ETA: I kinda feel like mine was about KDE not being a fit for me personally, and yours was a slam on Gnome rather than a statement of personal preference.
nah it was very much a personal thing: some people like having a minimal and clutter-free feature set; i like having as many features as possible, because then i find features i didn’t even know i liked.[2]
as for the top bar: this one confuses me - it just seems objectively bad. but obviously it’s not as some people clearly like it. i haven’t had anyone actually explain to me why, though
i didn’t know how useful a terminal embedded in the file manager would be until i started using dolphin, now i can’t do without it ↩︎
every time i try to use gnome, i end up spending all my time going “dammit, where are all the bleeding features”

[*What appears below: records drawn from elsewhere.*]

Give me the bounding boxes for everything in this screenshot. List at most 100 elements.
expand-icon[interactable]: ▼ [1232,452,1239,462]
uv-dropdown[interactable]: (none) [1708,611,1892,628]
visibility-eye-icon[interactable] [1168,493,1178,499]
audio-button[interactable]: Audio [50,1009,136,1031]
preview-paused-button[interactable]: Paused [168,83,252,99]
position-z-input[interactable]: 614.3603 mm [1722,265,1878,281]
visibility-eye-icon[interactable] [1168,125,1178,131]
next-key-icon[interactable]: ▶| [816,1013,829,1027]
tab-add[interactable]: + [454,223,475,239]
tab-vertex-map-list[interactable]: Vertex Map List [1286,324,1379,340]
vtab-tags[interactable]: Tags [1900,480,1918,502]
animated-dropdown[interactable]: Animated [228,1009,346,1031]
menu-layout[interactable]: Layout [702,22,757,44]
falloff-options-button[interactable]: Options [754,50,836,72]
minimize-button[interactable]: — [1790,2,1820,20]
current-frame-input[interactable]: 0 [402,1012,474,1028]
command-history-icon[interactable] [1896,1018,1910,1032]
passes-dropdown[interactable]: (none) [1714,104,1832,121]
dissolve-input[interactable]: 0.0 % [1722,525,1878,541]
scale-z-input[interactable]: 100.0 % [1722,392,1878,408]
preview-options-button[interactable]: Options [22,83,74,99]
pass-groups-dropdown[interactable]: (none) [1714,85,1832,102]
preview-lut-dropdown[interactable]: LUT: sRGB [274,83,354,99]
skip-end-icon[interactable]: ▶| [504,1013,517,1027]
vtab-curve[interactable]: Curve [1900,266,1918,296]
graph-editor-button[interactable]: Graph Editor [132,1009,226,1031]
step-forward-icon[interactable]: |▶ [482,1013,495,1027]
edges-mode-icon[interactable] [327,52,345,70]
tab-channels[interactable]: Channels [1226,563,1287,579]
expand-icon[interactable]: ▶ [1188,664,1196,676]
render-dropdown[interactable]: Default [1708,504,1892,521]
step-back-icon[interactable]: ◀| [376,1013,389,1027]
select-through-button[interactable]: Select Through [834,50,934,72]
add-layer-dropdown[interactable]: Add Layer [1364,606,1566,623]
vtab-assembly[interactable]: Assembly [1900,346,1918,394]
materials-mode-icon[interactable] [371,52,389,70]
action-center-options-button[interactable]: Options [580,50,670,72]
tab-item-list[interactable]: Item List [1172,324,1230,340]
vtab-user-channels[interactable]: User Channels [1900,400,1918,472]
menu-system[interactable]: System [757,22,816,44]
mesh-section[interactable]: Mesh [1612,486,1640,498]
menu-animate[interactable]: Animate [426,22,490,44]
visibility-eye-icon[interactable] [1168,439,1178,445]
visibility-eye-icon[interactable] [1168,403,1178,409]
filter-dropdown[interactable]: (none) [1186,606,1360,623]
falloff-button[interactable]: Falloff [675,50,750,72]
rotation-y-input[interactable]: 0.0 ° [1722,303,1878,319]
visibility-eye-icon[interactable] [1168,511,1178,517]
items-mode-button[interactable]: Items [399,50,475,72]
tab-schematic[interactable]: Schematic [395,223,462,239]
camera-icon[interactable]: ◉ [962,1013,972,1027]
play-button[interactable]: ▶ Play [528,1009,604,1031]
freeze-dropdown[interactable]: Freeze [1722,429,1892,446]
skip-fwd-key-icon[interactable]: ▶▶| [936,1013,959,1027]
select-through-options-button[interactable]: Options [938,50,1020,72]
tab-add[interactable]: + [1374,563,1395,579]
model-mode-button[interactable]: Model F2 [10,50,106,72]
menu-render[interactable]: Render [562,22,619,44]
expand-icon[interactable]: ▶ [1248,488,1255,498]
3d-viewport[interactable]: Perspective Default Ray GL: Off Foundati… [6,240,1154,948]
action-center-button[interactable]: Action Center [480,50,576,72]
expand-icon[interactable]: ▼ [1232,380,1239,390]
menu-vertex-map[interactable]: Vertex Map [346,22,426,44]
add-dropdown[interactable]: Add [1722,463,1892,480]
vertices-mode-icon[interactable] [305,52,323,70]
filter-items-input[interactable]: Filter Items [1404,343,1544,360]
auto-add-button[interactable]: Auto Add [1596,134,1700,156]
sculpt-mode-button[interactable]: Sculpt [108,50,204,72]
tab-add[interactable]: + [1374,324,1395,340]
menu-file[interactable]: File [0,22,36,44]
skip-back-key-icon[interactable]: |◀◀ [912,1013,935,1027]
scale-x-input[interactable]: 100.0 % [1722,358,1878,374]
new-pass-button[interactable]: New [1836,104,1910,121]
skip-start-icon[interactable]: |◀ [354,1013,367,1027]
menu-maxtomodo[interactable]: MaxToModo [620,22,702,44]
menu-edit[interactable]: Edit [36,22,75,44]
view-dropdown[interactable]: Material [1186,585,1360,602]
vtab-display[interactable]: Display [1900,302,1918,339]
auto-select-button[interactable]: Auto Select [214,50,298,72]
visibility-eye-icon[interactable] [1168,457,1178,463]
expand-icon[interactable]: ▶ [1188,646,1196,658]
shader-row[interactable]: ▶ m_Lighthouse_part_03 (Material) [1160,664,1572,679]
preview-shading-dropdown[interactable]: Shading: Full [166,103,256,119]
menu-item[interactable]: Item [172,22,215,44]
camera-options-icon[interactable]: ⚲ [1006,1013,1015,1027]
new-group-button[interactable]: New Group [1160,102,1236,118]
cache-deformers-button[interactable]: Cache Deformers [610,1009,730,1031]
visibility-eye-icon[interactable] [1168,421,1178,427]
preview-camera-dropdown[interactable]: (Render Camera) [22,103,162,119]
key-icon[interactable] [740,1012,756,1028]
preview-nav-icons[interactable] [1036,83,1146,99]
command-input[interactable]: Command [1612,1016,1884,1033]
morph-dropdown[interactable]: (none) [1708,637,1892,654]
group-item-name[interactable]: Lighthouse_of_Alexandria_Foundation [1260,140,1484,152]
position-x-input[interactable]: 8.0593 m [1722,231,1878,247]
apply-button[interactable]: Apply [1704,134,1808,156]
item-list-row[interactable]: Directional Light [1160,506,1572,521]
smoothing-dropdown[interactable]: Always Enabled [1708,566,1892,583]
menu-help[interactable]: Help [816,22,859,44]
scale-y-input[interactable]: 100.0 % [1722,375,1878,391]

(also the lack of fitts’ law adherence due to that pointless bar at the top)
yep, that’s me
i’m not even sure it’s worth having an option. i don’t think i’d even have noticed a difference, apart from the menu button being in a slightly different place to every other gnome app. it’s fine; but it wasn’t worth the development time
we’ve got monitor edge barriers! the feature i missed most from windows is here i’m so pleased!